There have been a number of studies that have focused on the development of hedonic happiness and very few that have focused on eudaimonic happiness. Given the very newness of the topic area, the research base is not entirely mature enough to communicate to practitioners how to accomplish the development of eudaimonic happiness in a succinct and practical way. 

It was found that gratitude (Peterson & Seligman, 2004), kindness (Peterson & Seligman, 2004) , knowing your strengths as part of your self concept (Behrman, 2007), experiencing “flow” (Csikszentmihalyi, 1978) and the positive affect of the leader (Halverson, 2004) all are empirically supported methods of increasing eudaimonic well being. 

Benefits of Eudaimonic Happiness

Now that the definitions of eudaimonic happiness, SWB and PA are understood, we can move into the demonstrated and empirically evidenced benefits of being a happy person in a work context.
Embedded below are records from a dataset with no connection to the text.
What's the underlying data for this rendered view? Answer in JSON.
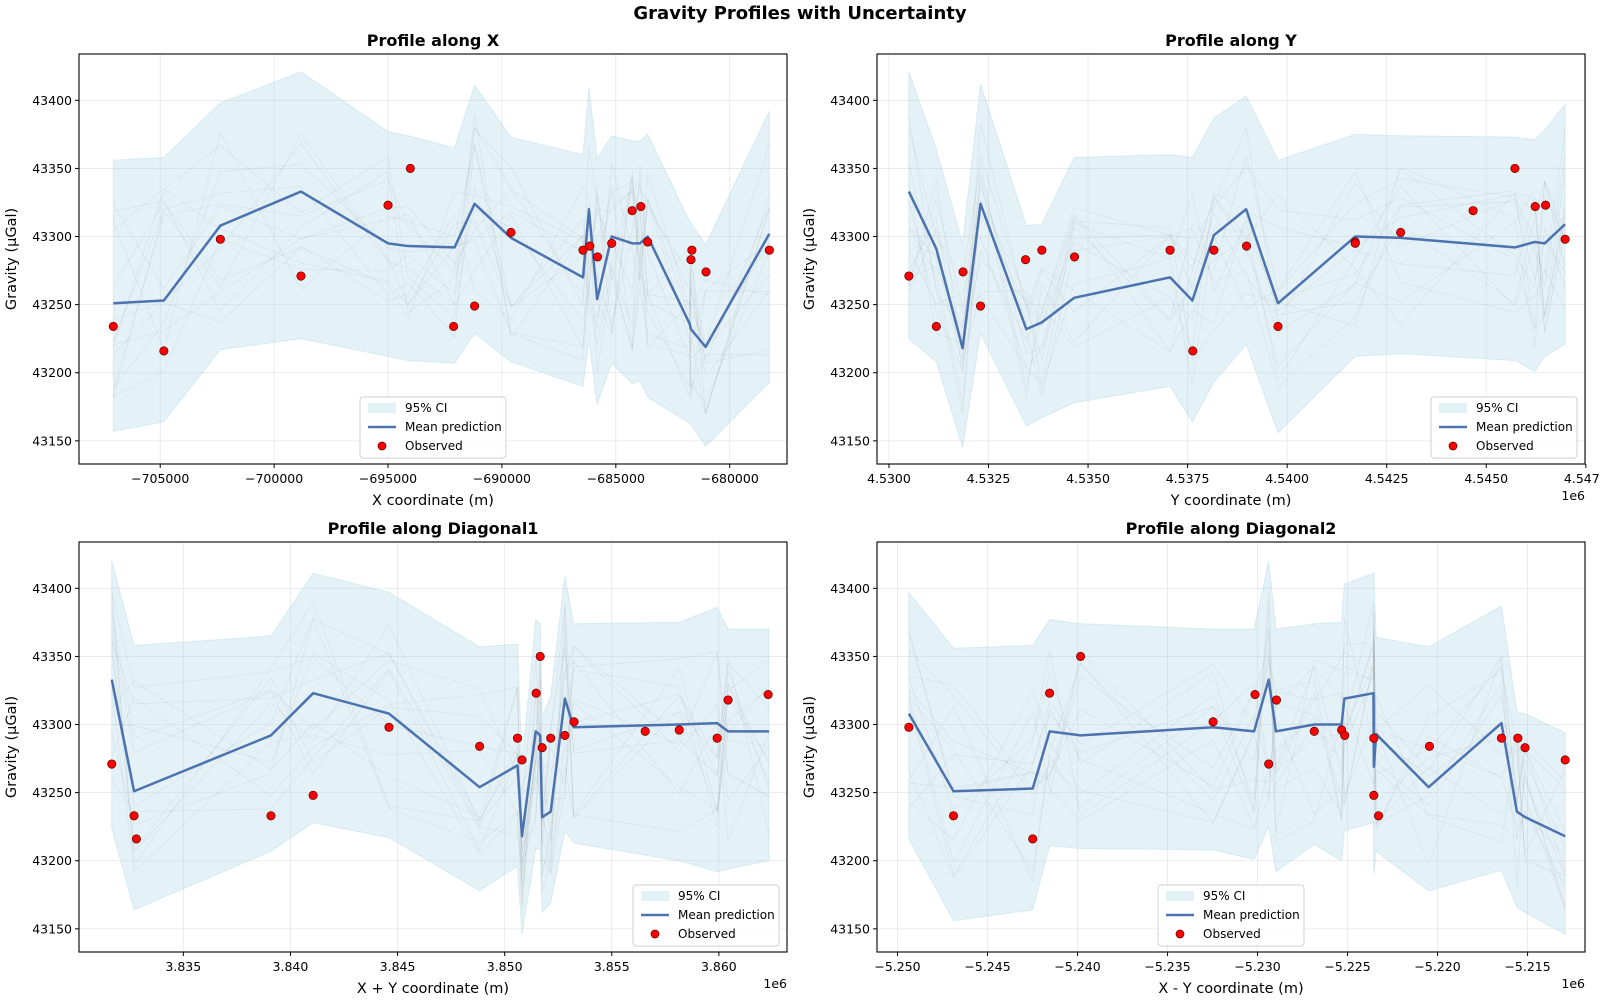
{
  "figure": {
    "title": "Gravity Profiles with Uncertainty"
  },
  "legend": {
    "ci": "95% CI",
    "mean": "Mean prediction",
    "observed": "Observed"
  },
  "colors": {
    "ci_fill": "#add8e6",
    "mean": "#4c72b0",
    "observed": "#ff0000",
    "samples": "#808080"
  },
  "chart_data": [
    {
      "type": "line",
      "title": "Profile along X",
      "xlabel": "X coordinate (m)",
      "ylabel": "Gravity (μGal)",
      "offset_text": "",
      "legend_position": "lower center",
      "grid": true,
      "xlim": [
        -708565,
        -677485
      ],
      "ylim": [
        43133,
        43434
      ],
      "xticks": [
        -705000,
        -700000,
        -695000,
        -690000,
        -685000,
        -680000
      ],
      "xtick_labels": [
        "−705000",
        "−700000",
        "−695000",
        "−690000",
        "−685000",
        "−680000"
      ],
      "yticks": [
        43150,
        43200,
        43250,
        43300,
        43350,
        43400
      ],
      "ytick_labels": [
        "43150",
        "43200",
        "43250",
        "43300",
        "43350",
        "43400"
      ],
      "line_x": [
        -707060,
        -704840,
        -702360,
        -698820,
        -695000,
        -694120,
        -692080,
        -691200,
        -689600,
        -686440,
        -686180,
        -685820,
        -685180,
        -684280,
        -683940,
        -683600,
        -681760,
        -681700,
        -681060,
        -678260
      ],
      "mean": [
        43251,
        43253,
        43308,
        43333,
        43295,
        43293,
        43292,
        43324,
        43299,
        43270,
        43320,
        43254,
        43300,
        43295,
        43295,
        43300,
        43236,
        43232,
        43219,
        43302
      ],
      "ci_upper": [
        43356,
        43358,
        43398,
        43421,
        43377,
        43374,
        43365,
        43411,
        43373,
        43360,
        43409,
        43357,
        43374,
        43370,
        43370,
        43375,
        43311,
        43310,
        43294,
        43392
      ],
      "ci_lower": [
        43157,
        43164,
        43217,
        43225,
        43212,
        43209,
        43207,
        43229,
        43208,
        43190,
        43224,
        43177,
        43207,
        43192,
        43194,
        43182,
        43163,
        43162,
        43146,
        43193
      ],
      "observed_x": [
        -707060,
        -704840,
        -702360,
        -698820,
        -695000,
        -694020,
        -692120,
        -691200,
        -689600,
        -686440,
        -686140,
        -685800,
        -685180,
        -684280,
        -683900,
        -683600,
        -681660,
        -681700,
        -681040,
        -678260
      ],
      "observed_y": [
        43234,
        43216,
        43298,
        43271,
        43323,
        43350,
        43234,
        43249,
        43303,
        43290,
        43293,
        43285,
        43295,
        43319,
        43322,
        43296,
        43290,
        43283,
        43274,
        43290
      ]
    },
    {
      "type": "line",
      "title": "Profile along Y",
      "xlabel": "Y coordinate (m)",
      "ylabel": "Gravity (μGal)",
      "offset_text": "1e6",
      "legend_position": "lower right",
      "grid": true,
      "xlim": [
        4.5297,
        4.54748
      ],
      "ylim": [
        43133,
        43434
      ],
      "xticks": [
        4.53,
        4.5325,
        4.535,
        4.5375,
        4.54,
        4.5425,
        4.545,
        4.5475
      ],
      "xtick_labels": [
        "4.5300",
        "4.5325",
        "4.5350",
        "4.5375",
        "4.5400",
        "4.5425",
        "4.5450",
        "4.5475"
      ],
      "yticks": [
        43150,
        43200,
        43250,
        43300,
        43350,
        43400
      ],
      "ytick_labels": [
        "43150",
        "43200",
        "43250",
        "43300",
        "43350",
        "43400"
      ],
      "line_x": [
        4.5305,
        4.53119,
        4.53185,
        4.5323,
        4.53345,
        4.53384,
        4.53465,
        4.53706,
        4.53762,
        4.53816,
        4.53897,
        4.53977,
        4.54171,
        4.54285,
        4.54572,
        4.54622,
        4.54647,
        4.54698
      ],
      "mean": [
        43333,
        43291,
        43218,
        43324,
        43232,
        43237,
        43255,
        43270,
        43253,
        43301,
        43320,
        43251,
        43300,
        43299,
        43292,
        43296,
        43295,
        43309
      ],
      "ci_upper": [
        43421,
        43364,
        43295,
        43412,
        43308,
        43309,
        43358,
        43360,
        43358,
        43387,
        43403,
        43356,
        43375,
        43374,
        43373,
        43371,
        43378,
        43397
      ],
      "ci_lower": [
        43225,
        43208,
        43145,
        43229,
        43161,
        43167,
        43178,
        43190,
        43164,
        43193,
        43221,
        43156,
        43212,
        43214,
        43209,
        43201,
        43212,
        43221
      ],
      "observed_x": [
        4.5305,
        4.53119,
        4.53186,
        4.5323,
        4.53343,
        4.53384,
        4.53466,
        4.53706,
        4.53763,
        4.53816,
        4.53898,
        4.53977,
        4.54171,
        4.54171,
        4.54285,
        4.54467,
        4.54572,
        4.54623,
        4.54649,
        4.54698
      ],
      "observed_y": [
        43271,
        43234,
        43274,
        43249,
        43283,
        43290,
        43285,
        43290,
        43216,
        43290,
        43293,
        43234,
        43296,
        43295,
        43303,
        43319,
        43350,
        43322,
        43323,
        43298
      ]
    },
    {
      "type": "line",
      "title": "Profile along Diagonal1",
      "xlabel": "X + Y coordinate (m)",
      "ylabel": "Gravity (μGal)",
      "offset_text": "1e6",
      "legend_position": "lower right",
      "grid": true,
      "xlim": [
        3.83013,
        3.86318
      ],
      "ylim": [
        43133,
        43434
      ],
      "xticks": [
        3.835,
        3.84,
        3.845,
        3.85,
        3.855,
        3.86
      ],
      "xtick_labels": [
        "3.835",
        "3.840",
        "3.845",
        "3.850",
        "3.855",
        "3.860"
      ],
      "yticks": [
        43150,
        43200,
        43250,
        43300,
        43350,
        43400
      ],
      "ytick_labels": [
        "43150",
        "43200",
        "43250",
        "43300",
        "43350",
        "43400"
      ],
      "line_x": [
        3.83166,
        3.8327,
        3.83909,
        3.84106,
        3.8446,
        3.84883,
        3.8506,
        3.85081,
        3.85145,
        3.85166,
        3.85175,
        3.85215,
        3.85281,
        3.85322,
        3.85815,
        3.85992,
        3.86043,
        3.86234
      ],
      "mean": [
        43333,
        43251,
        43292,
        43323,
        43308,
        43254,
        43270,
        43218,
        43295,
        43292,
        43232,
        43236,
        43319,
        43298,
        43300,
        43301,
        43295,
        43295
      ],
      "ci_upper": [
        43420,
        43358,
        43365,
        43411,
        43397,
        43357,
        43359,
        43272,
        43377,
        43374,
        43306,
        43321,
        43409,
        43374,
        43375,
        43386,
        43370,
        43370
      ],
      "ci_lower": [
        43224,
        43164,
        43207,
        43228,
        43217,
        43178,
        43196,
        43146,
        43209,
        43208,
        43162,
        43169,
        43222,
        43213,
        43200,
        43192,
        43194,
        43200
      ],
      "observed_x": [
        3.83166,
        3.8327,
        3.83281,
        3.83909,
        3.84106,
        3.8446,
        3.84883,
        3.8506,
        3.85081,
        3.85147,
        3.85166,
        3.85175,
        3.85215,
        3.85281,
        3.85324,
        3.85656,
        3.85815,
        3.85992,
        3.86043,
        3.8623
      ],
      "observed_y": [
        43271,
        43233,
        43216,
        43233,
        43248,
        43298,
        43284,
        43290,
        43274,
        43323,
        43350,
        43283,
        43290,
        43292,
        43302,
        43295,
        43296,
        43290,
        43318,
        43322
      ]
    },
    {
      "type": "line",
      "title": "Profile along Diagonal2",
      "xlabel": "X - Y coordinate (m)",
      "ylabel": "Gravity (μGal)",
      "offset_text": "1e6",
      "legend_position": "lower center",
      "grid": true,
      "xlim": [
        -5.25114,
        -5.21181
      ],
      "ylim": [
        43133,
        43434
      ],
      "xticks": [
        -5.25,
        -5.245,
        -5.24,
        -5.235,
        -5.23,
        -5.225,
        -5.22,
        -5.215
      ],
      "xtick_labels": [
        "−5.250",
        "−5.245",
        "−5.240",
        "−5.235",
        "−5.230",
        "−5.225",
        "−5.220",
        "−5.215"
      ],
      "yticks": [
        43150,
        43200,
        43250,
        43300,
        43350,
        43400
      ],
      "ytick_labels": [
        "43150",
        "43200",
        "43250",
        "43300",
        "43350",
        "43400"
      ],
      "line_x": [
        -5.24937,
        -5.24689,
        -5.24249,
        -5.24155,
        -5.23983,
        -5.23247,
        -5.23019,
        -5.22938,
        -5.22898,
        -5.22685,
        -5.22533,
        -5.22518,
        -5.22356,
        -5.22354,
        -5.22341,
        -5.2205,
        -5.21645,
        -5.21559,
        -5.21514,
        -5.21291
      ],
      "mean": [
        43308,
        43251,
        43253,
        43295,
        43292,
        43298,
        43295,
        43333,
        43295,
        43300,
        43300,
        43319,
        43323,
        43269,
        43293,
        43254,
        43301,
        43236,
        43232,
        43218
      ],
      "ci_upper": [
        43397,
        43356,
        43358,
        43377,
        43374,
        43370,
        43370,
        43420,
        43370,
        43374,
        43375,
        43403,
        43411,
        43411,
        43364,
        43357,
        43387,
        43309,
        43308,
        43294
      ],
      "ci_lower": [
        43216,
        43156,
        43164,
        43211,
        43209,
        43208,
        43201,
        43225,
        43192,
        43212,
        43200,
        43222,
        43228,
        43190,
        43207,
        43178,
        43193,
        43166,
        43162,
        43146
      ],
      "observed_x": [
        -5.24937,
        -5.24689,
        -5.24249,
        -5.24155,
        -5.23983,
        -5.23247,
        -5.23014,
        -5.22938,
        -5.22895,
        -5.22685,
        -5.22533,
        -5.22516,
        -5.22354,
        -5.22354,
        -5.22328,
        -5.22045,
        -5.21645,
        -5.21554,
        -5.21514,
        -5.21291
      ],
      "observed_y": [
        43298,
        43233,
        43216,
        43323,
        43350,
        43302,
        43322,
        43271,
        43318,
        43295,
        43296,
        43292,
        43290,
        43248,
        43233,
        43284,
        43290,
        43290,
        43283,
        43274
      ]
    }
  ]
}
Before they even enter the work force, happy people are more likely to graduate from college (Frisch et al. 2004). Happy people secure “better” jobs meaning their jobs were meaningful to them, had a high level of autonomy, and variety (Staw, Sutton, & Pelled, 1994). In the areas of employment and quality of work, it turns out that happy workers benefit from many advantages over their less happy peers. People who have a high level of SWB are more likely to secure job interviews, be evaluated positively by supervisors once the job is obtained (Staw, et al., 1994; Cropanzano & Wright, 1999; Wright & Staw, 1999), and show a higher level of performance and productivity (Wright & Cropanzano, 2000). Happy people also make better managerial staff (Staw & Barsade, 1993; Graen, 1976; Deluga & Mason, 2000) and they are less likely to display counter productive behavior at work and have less job burnout (George, 1989; (Donovan, 2000; Locke, 1975; Porter and Steers, 1973; Van Katwyk, Fox, Spector, and Kelloway, 2000). Happy people are more satisfied with their jobs. (Connolly & Viswesvaran, 2000; Tait, Padgett, and Baldwin, 1989; Weiss, Nicholas, & Daus, 1999) Even though people value happiness more than money (Diener & Oishi, 2000) they receive higher incomes (Lucas, Clark, Georgellis, & Diener, 2004; Graham, Eggers, and Sukhtankar, 2004; Pinquart & Sorensen, 2000).

There are many benefits for happy people beyond the work context, for a complete review of all of the benefits see Lyubormirsky, et al. (2005).